Rebalancing of Debt by MSMEs to Free Cashflow - an urgent need!!

Rebalancing of Debt by MSMEs to Free Cashflow - an urgent need!!

The Micro, Small, Medium Enterprises (MSME) is one of the most important sectors in the Indian economy, contributing almost 29% to the country’s GDP, and an employer to more than 11 crore people in its 6.3 crore enterprises[1]. Despite this, the sector has always faced ease of doing business concerns on the lines of market facilitation, access to liquidity, etc.

The pandemic only heightened these problems and created new ones, with most of the MSMEs struggling to keep their businesses open, challenged by severe working capital crunch and falling demand. In fact, as per a recent survey by EY, about 70% of the respondents were found adversely impacted due to the global health crisis that had triggered falling sales of their products and services, disrupted supply chains, availability of raw materials, and caused liquidity problems.[2]

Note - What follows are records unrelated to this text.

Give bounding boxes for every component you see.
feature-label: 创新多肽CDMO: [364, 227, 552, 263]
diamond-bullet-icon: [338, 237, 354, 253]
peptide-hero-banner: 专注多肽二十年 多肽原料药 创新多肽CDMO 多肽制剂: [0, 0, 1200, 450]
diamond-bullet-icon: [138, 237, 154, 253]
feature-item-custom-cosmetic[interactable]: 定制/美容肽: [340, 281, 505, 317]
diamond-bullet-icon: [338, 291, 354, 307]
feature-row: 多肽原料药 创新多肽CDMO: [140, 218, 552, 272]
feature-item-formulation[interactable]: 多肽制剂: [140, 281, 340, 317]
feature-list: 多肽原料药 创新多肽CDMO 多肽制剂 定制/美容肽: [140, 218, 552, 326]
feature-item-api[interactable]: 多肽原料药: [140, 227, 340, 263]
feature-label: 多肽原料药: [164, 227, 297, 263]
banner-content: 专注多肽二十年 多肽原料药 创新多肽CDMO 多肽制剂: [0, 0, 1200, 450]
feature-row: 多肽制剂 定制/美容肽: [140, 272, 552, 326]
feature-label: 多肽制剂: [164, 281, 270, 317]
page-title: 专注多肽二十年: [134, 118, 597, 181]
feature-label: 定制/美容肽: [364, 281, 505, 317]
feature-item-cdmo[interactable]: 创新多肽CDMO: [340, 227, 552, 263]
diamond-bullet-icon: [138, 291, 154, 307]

The Government’s ‘Atmanirbhar Bharat Abhiyaan’ acts as a major fiscal policy and relief measure package to reduce India’s economic difficulty due to the pandemic with specific emphasis on MSME revival, offering the much-needed support in terms of liquidity and cost-saving measures. At a micro level, an MSME really needs to evaluate more closely its assets and liabilities distribution, debt structure, and how to strike rebalance it in order to achieve enhanced short-term and long-term operational efficacies. A good way to do so is to consider some of the important financial ratios.

Key Financial Ratios That Reflect MSMEs Business Health

Financial ratios can help in doing a performance comparative of one’s business with others within the industry, one’s debt volume and structure, to identify certain trends, such as decreasing cash and increasing accounts receivable balances as well as other predictions that can help the business growth in the long run.

SMEs may take out loans to fund ramping up of production to meet sudden surge in demand, with the expectation that the future sales will cover the borrowing costs. However, the business owner needs to be careful not to overuse debt or leveraging. Here, Leverage ratios can enable the owner to compare the debt-to-equity levels of his business to better finance operations and can help give an idea of how these changes in production will affect the income as a result, something that can give better idea before one borrows. For instance, a lower ratio is considered to be a good indicator that you can repay your debts and can take on additional debt to support other endeavours.

With most MSMEs constantly juggling between meeting their working capital expenses, their ability to pay the bills when they become due and have enough liquidity to meet any sudden contingencies. Therefore, it is vital that the business owners are well-versed with the Liquidity ratio that helps in assess the ease with which one can turn assets into cash.

In continuation to this, another vital ratio is the Solvency ratio – one that reflects the business’ level of liquid cash to meet current debt obligations and is critical in assessing a business’ health in the industry it is operating in. Understanding it and using this ratio effectively can safeguard the business from facing bankruptcy or liquidation.

Efficiency ratio is also used to scrutinize how effectively the company is using its assets and liabilities internally. It helps in calculating the receivables turnover, the liabilities repayment, the volume and use of equity and machinery.

There are many other important financial indicators including profitability ratio; quick and current ratios (that reflect the business’ ability to pay short-term obligations and long-term debt respectively); debt-to-worth; return-on-investment ratios, the list is quite exhaustive. What is important for an SME owner to deal with the challenges of operating in the post pandemic business ecosystem is to have a deep understanding of these financial health indicators in order to be better equipped in keeping their business vitals strong and healthy.

In conclusion…

At a macro level, there are a number of sources of incremental lending and credit lifeline to financially stressed MSMEs, be it government’s relief packages under Atmanirbhar Bharat or Non-Banking Financial Companies (NBFCs). The pre-pandemic challenges still exist that create hurdles for MSMEs’ growth opportunities such as absence of working capital, complex regulatory and licensing mechanism, strict loan disbursal rules, slow digital adoption, and a highly complicated taxation system [3]. However, to emerge stronger in the new normal, MSMEs must look at rebalancing their debt structure and delve deeper into what type of loan facilities, at what interest rates, duration, etc., work for them.